Proteófilo Cantejero

12 – La emergencia

Recorrí hoy calles despobladas junto a otros como yo. Pavimento para nadie, flores de apenas unos días con días sin olerle a nadie. Cielos despejados de estrellas que deslumbran, que lastiman. El aire está estancado (aunque lo confundan con el aire en calma). ¿Excepción? ¿Emergencia? La emergencia es que vivimos en la emergencia. No estamos descubriendo una nueva existencia interior que cambiará para siempre el modo de vivir; exagerados. ¿Quién está cambiando su modo de vivir? Lo único descubierto es que escuece la obsesión de vivir por encima, de vivir por afuera, de salir todo el tiempo. Emergencia. No de casa, de uno. De vivir por encima incluso dentro de uno, corriendo en la caminadora o sentado en casa con los ojos tragando luz de pantallas que no sacia. Recorrí hoy calles y estaba enmimismado. ¿A quién le escribo? Esto es un diario. Divago y digo de disparates diario.

Proteófilo Cantejero

11 – El hombre moderno

El hombre moderno vive atrapado. Él es su mismo captor, además. Pero esto no le avergüenza. Se ocupó de no poder sentir vergüenza nunca más. Lo consiguió perdiendo la cara y, aunque suene fácil, no lo es tanto. Perder la cara tiene sus dificultades. Empezó desconfiando de la palabra, con lo que poco a poco la voz se le fue degradando. Hubo que desestimar muchas miradas y que obviar muchas razones antes de que el efecto fuera de verdad notorio. Ayudó solamente fijarse en los efectos y olvidarse de las causas, por cierto. Cuando ya sólo bramaba, entonces sí ya no tardó tanto en olvidarse de la expresión. De ahí dejó de haber qué hacer sonar y personar; al fin, se convenció de que no había ningún mundo que encarar. Repito, no fue fácil, pero de hecho no lo hizo a propósito. Fue una de esas muchas suertes ya insondables que sufrió el hombre moderno por haberse atrapado a sí mismo entre el febril anhelo de un futuro rebosante con los frutos del progreso y la melancólica añoranza por un pasado sencillo, dorado. La trampa del hombre moderno fue medir ambos por sus placeres. Ah, generaciones enteras abocadas a luchar por regresar a lo que era; y lo que era, eran generaciones enteras luchando por lo mismo. Los placeres de la comodidad.

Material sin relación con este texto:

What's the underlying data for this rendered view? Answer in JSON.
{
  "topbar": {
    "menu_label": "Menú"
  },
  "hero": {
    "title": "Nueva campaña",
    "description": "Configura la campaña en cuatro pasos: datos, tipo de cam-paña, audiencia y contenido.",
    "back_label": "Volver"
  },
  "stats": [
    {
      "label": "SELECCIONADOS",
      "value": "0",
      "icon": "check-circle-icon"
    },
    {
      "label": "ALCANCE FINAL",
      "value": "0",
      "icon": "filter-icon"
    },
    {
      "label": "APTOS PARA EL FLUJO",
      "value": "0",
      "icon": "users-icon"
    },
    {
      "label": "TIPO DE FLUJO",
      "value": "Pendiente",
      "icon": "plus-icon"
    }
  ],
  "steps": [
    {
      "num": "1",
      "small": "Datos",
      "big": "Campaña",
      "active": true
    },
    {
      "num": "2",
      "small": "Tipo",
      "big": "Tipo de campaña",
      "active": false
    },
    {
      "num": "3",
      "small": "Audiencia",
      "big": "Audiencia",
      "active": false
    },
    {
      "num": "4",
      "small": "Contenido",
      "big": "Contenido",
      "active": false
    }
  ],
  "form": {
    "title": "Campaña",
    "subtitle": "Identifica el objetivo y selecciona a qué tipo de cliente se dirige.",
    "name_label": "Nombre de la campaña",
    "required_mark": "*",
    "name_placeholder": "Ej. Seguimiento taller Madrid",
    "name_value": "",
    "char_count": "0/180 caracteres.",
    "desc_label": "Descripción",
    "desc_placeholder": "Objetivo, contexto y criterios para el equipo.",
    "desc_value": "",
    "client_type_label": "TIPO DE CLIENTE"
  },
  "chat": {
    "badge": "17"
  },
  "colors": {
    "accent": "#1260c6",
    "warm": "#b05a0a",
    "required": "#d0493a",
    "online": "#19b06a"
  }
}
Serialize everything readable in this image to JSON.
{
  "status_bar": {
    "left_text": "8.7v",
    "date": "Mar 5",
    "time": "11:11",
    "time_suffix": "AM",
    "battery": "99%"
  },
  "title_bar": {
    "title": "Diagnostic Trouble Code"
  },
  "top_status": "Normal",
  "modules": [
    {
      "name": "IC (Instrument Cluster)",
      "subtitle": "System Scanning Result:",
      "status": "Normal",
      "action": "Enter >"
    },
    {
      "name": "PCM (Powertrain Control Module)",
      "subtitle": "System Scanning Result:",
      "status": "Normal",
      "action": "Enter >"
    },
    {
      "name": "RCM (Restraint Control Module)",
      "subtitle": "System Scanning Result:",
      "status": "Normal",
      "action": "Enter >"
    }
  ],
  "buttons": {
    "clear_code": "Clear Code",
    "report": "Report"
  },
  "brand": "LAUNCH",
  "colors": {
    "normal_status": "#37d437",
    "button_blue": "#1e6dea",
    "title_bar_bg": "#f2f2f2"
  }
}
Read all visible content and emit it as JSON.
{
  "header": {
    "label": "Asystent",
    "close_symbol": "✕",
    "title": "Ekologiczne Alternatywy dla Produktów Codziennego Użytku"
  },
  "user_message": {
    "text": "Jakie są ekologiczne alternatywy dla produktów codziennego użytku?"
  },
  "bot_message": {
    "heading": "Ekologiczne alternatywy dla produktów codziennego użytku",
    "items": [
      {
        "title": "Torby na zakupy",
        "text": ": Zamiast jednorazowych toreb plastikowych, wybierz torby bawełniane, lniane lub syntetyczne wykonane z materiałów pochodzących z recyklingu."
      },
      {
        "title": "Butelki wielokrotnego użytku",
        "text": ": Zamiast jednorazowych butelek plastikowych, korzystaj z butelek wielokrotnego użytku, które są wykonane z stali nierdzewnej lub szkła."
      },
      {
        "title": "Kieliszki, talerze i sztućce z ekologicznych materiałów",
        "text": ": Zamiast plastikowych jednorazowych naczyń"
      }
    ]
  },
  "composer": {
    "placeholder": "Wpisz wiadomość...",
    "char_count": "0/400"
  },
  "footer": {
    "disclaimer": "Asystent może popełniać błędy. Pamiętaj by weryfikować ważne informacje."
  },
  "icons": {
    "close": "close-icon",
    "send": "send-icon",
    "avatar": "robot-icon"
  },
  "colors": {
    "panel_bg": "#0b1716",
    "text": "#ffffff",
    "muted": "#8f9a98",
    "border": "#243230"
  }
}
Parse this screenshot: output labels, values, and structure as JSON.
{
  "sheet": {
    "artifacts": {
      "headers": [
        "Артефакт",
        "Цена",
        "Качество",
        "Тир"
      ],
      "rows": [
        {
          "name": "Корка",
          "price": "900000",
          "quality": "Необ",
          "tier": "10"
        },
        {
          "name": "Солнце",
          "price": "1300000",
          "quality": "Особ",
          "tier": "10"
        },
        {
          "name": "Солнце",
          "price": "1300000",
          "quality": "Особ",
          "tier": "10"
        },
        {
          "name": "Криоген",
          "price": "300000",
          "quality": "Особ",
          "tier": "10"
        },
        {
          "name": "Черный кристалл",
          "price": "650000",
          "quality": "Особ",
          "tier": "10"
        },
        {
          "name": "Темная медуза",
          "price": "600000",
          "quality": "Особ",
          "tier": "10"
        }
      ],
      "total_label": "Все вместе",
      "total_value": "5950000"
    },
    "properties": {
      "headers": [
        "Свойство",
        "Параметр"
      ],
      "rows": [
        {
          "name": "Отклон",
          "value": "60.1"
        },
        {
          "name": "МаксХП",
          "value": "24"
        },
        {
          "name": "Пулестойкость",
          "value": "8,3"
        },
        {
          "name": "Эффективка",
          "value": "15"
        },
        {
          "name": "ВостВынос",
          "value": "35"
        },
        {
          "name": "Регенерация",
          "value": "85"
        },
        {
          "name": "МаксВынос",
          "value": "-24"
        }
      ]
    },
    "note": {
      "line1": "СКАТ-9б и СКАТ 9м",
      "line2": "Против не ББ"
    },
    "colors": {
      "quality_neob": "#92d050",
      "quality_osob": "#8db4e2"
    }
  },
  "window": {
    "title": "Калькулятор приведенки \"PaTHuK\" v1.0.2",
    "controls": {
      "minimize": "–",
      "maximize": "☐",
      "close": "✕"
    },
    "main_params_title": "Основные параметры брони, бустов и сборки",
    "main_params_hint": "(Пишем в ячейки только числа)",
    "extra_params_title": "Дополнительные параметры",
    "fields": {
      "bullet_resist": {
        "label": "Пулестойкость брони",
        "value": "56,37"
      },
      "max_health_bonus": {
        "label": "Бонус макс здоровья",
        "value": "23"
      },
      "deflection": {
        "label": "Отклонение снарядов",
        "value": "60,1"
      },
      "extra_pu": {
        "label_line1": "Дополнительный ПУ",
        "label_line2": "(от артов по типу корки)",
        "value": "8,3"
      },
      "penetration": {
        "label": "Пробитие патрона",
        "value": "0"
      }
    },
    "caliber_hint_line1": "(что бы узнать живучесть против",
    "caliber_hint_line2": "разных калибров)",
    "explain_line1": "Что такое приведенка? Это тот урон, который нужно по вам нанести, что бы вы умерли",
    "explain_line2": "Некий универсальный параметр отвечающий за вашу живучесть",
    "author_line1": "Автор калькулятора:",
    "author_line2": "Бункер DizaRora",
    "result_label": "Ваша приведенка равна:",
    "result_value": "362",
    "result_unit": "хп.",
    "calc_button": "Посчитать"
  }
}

Ah, vidas consumidas, apostadas de espíritu entero al momento venidero en que todo lo invertido se podrá cobrar con creces, mieses e intereses. Los placeres de la facilidad. Fue un moderno de hueso colorado quien distinguió entre salvajes y bárbaros. Los primeros odian el arte, los segundos odian la naturaleza, enseñó. Él, civilizado que se creyó, amó más bien ambos, pues sometió a la naturaleza con su arte y así quedó la naturaleza embellecida, llegada a ser lo que ella sola nunca fue. Valiente amor. ¿Y dónde queda tal civilización? No se le halla entre naciones donde el mismo hombre moderno es el que se desbarata en la crueldad salvaje de no poder tener claridad sobre la vida. Y esto además lo logra con armas de obscena barbarie, con las que aplasta al que le toque estar de paso hacia la constante mejora del alma sofisticada. Civilizado que tuvo que reinventar la civilización, como en mucho más, el hombre moderno se atragantó de análisis. Son estos su nueva necesidad, su sed y hambre. Sed de antes, hambre de después. Voraz cada una. Así, el hombre moderno vive atrapado porque quiere apoderarse de todo y, sometido al poder, es él su mismo captor.